President Donald Trump took a different route than his predecessor in the Oval Office. Soon after his election in 2016, Trump worked to reaffirm our nation’s commitment to space exploration. And while critics question the costs of these initiatives — which are undoubtedly large at times — there’s no question that America needs to be deeply involved in exploring the universe we call home.

Space exploration is one of the greatest feats in human history, an awe-inspiring culmination of scientific thought. Space exploration is the key to answering some of the most daunting questions raised by our existence. Is there another planet like Earth out there? How large is our universe? Are humans alone?

In addition, exploring our universe and conducting research in outer space is an important step toward solving our problems on Earth. According to NASA, there are a number of benefits of doing research outside the bounds of our planet. On the International Space Station, “vaccine development research, station-generated images that assist with disaster relief and farming, and education programs that inspire future scientists, engineers and space explorers are just some examples of research benefits.” In the middle of the COVID-19 pandemic, as countries across the world race to find a vaccine to provide immunity against the virus, the answer might rest somewhere in outer space. In a February 2012 article, NASA wrote that the International Space Station plays a role in vaccine development through microgravity-based studies.

Finally, as our nation continues to grapple with the impacts of COVID-19 — along with national unrest over police brutality — progress beyond our planet is a force that can serve to unite us, even in the midst of our debates and disagreements. Space exploration is a constant, inspiring reminder of how much we can accomplish together, as one people.

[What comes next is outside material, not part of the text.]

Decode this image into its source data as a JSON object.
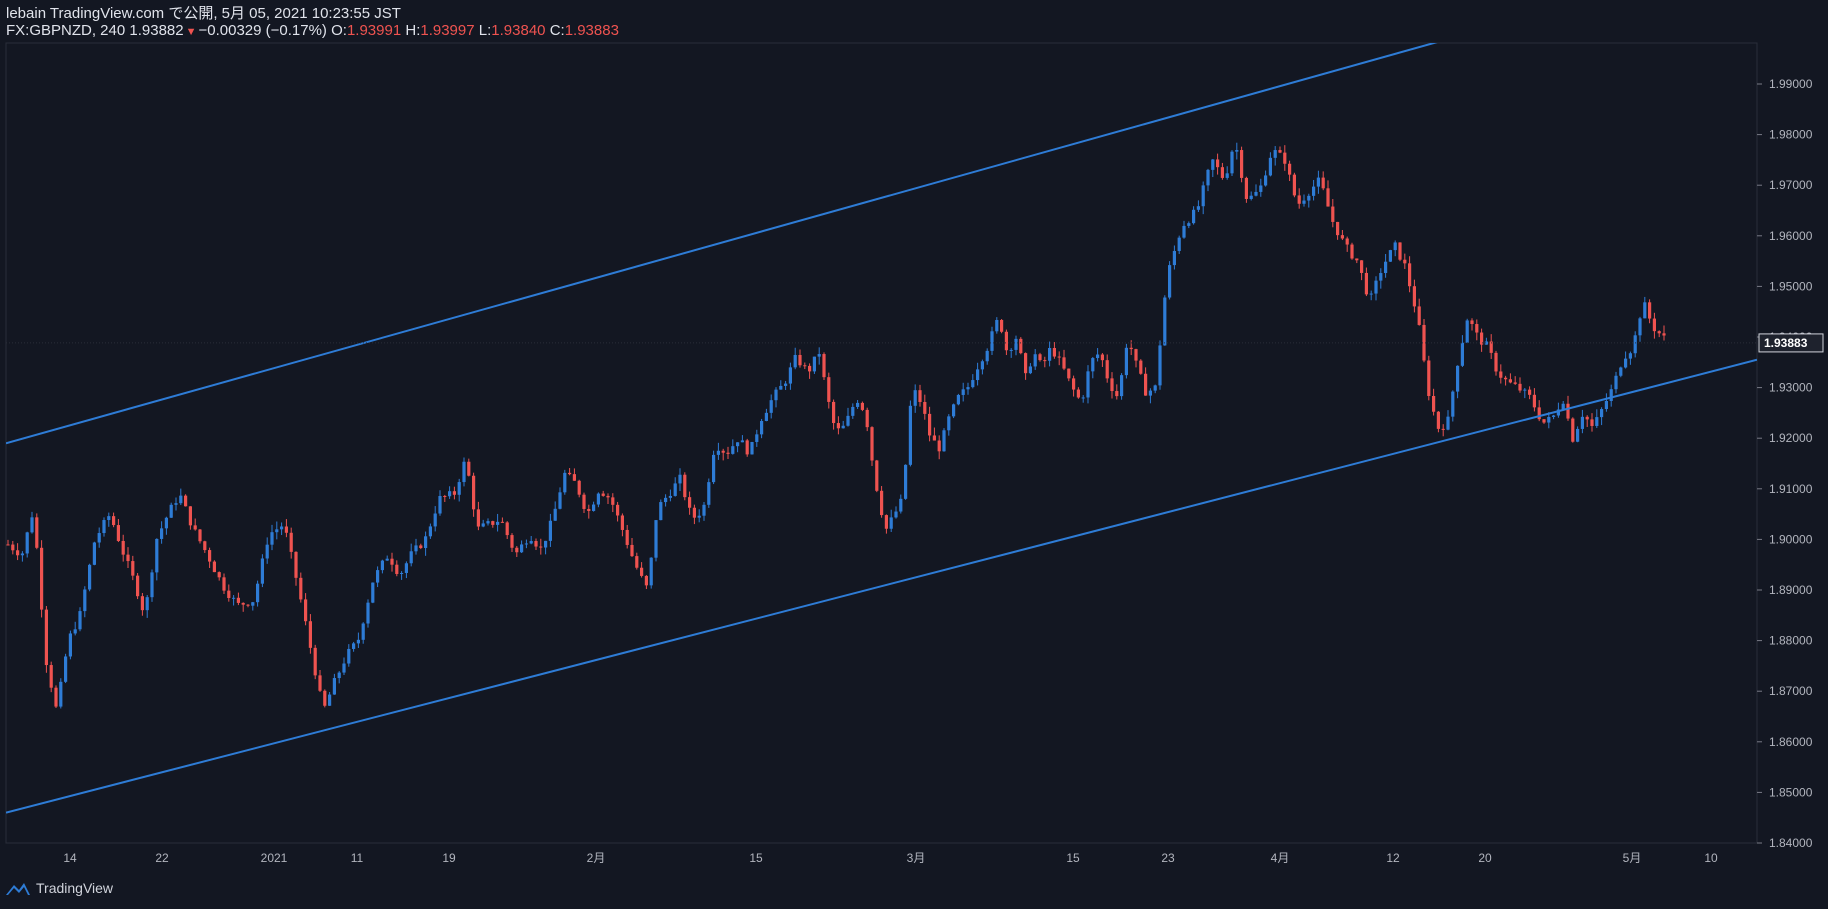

Even as we continue to confront crises across the country, it is our obligation as Americans to continue an aggressive pursuit of space exploration and our long-term goals beyond Earth. While staggering costs have derailed our efforts to explore outer space in the past — and these remain valid concerns — so much remains to be discovered in the universe for the human species to benefit from. Just as Armstrong declared that it was “one giant leap for mankind” when he set foot on the surface of the Moon, this pivotal SpaceX launch was undoubtedly one giant leap for our country, as part of our endless quest for knowledge and prosperity for all.